What's a Leak?
Bush has made clear his position on leaks: "Leaks of classified information are bad things," he said two years ago. "We’ve got too much leaking in Washington. I want to know who the leakers are." (And keep in mind, "leaks of classified information" is a much broader category than, say, "leaks of an undercover agent's identity that are found to have violated federal law." Is Valerie Plame's identity classified? Is internal information about a CIA agent's role in recommending an operative for a mission to Africa classified? I don't know, but they sound like the sorts of things that ought to be. If they are, Karl Rove is guilty of "bad things" even if he didn't violate the law.)
But what is a leak? Much of the discussion around this story has focussed on the notion of anonymity, namely because Judith Miller is in jail for refusing to break what she says are confidences. So maybe a leak is what happens when government officials speak to reporters under the veil of anonymity. If that's the case, Bush is going to have to fire or reprimand a whole lot of people, because leaks occur nearly daily in Washington, at the insistence of the White House. They are called background briefings. Many in the Washington press corps have repeatedly asked that briefings periodically offered by the State Department, Defense Department, White House, and other government institutions be conducted on the record, and they have been repeatedly rebuffed. The White House and its various departments insist--officially and as policy--on anonymity every day.

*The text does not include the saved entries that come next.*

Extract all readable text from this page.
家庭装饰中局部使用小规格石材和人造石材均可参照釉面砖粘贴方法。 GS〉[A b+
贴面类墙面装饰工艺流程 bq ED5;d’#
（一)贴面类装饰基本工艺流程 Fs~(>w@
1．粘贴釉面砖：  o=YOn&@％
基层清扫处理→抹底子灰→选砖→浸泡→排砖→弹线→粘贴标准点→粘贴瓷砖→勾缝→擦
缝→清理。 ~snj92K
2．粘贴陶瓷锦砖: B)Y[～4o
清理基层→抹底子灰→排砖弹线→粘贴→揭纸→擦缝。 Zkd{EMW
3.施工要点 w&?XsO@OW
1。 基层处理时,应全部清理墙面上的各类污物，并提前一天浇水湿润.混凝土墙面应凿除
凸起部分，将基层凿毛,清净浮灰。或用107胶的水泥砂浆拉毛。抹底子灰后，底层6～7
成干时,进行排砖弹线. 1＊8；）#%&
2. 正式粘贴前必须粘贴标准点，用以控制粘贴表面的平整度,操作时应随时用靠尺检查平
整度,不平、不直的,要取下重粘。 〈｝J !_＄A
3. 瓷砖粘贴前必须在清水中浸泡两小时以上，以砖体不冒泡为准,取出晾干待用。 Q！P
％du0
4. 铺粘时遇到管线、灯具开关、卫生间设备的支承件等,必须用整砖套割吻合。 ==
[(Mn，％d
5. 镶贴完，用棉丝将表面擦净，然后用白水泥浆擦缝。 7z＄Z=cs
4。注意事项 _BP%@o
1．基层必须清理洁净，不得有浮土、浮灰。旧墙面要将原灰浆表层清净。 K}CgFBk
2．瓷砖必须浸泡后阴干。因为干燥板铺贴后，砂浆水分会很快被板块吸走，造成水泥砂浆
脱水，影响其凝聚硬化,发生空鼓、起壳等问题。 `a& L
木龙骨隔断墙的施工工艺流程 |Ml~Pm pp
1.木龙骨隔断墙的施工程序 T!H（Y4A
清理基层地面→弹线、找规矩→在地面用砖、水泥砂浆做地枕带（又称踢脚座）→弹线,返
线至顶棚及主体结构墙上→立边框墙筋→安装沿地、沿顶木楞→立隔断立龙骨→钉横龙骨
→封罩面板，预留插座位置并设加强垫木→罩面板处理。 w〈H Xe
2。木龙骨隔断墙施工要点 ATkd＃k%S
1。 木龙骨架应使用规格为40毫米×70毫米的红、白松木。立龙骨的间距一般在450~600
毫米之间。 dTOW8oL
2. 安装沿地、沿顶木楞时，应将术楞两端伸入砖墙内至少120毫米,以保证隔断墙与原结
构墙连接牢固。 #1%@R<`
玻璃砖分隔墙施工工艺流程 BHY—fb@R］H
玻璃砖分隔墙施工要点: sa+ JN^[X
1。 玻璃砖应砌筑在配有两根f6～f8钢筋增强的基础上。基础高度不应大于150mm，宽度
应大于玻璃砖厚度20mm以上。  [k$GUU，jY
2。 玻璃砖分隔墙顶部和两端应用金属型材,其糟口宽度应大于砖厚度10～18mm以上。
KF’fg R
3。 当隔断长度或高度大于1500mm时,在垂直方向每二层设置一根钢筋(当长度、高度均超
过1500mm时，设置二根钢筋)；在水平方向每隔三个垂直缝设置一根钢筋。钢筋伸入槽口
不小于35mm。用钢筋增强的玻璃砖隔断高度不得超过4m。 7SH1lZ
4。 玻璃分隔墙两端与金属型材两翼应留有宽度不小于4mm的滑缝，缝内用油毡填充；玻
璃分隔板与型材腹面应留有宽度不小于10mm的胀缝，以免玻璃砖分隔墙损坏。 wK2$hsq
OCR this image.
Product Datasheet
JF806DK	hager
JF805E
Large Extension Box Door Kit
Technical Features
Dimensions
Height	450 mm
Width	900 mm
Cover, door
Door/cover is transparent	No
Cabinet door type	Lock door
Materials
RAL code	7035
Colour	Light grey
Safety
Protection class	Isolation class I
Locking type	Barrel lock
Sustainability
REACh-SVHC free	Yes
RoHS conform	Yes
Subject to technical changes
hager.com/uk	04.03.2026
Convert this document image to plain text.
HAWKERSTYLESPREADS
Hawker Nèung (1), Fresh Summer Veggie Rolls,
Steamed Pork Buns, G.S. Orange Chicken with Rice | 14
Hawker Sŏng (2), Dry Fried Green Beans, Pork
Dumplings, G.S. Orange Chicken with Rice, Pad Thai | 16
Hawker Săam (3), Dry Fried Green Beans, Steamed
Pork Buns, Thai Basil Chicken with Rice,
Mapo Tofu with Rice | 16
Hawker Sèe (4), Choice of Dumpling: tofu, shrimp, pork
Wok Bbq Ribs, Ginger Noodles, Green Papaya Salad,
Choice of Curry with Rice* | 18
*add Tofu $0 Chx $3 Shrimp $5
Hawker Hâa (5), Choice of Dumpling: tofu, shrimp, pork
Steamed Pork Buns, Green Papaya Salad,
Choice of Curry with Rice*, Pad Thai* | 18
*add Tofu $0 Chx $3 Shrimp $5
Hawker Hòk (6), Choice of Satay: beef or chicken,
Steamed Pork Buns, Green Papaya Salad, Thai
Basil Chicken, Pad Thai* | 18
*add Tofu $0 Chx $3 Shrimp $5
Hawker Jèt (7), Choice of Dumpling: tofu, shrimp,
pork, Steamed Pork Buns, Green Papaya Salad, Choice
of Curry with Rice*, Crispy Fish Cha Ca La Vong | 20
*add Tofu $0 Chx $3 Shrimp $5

OK, so it's not just anonymity that makes something a leak. There must be another component. Background briefings are conducted to explain the administration's point of view and advance its interests, so maybe a leak is what happens when someone speaks to a reporter anonymously if what the leaker says to that reporter is contrary to the interests of the administration.
That sounds about right. But if it is, then Karl Rove can't reasonably be said to have leaked anything. We know he spoke to Matt Cooper and Robert Novak, and we know it was under cover of anonymity, but it's ridiculous to think that he was saying anything contrary to the administration's interests. For one, Rove is the one who decides what the White House's interests are, and for two, the e-mail Cooper sent to his editor describing his conversation with Rove makes clear that Rove brought Plame up in order to make Cooper wary of Wilson's claims--in other words, he was doing it to advance the White House's interests.
So what we have is an anonymous source saying things that the White House wants said. That sounds to me an awful lot like a background briefing. But it's certainly not a leak. Someone needs to think of a better word.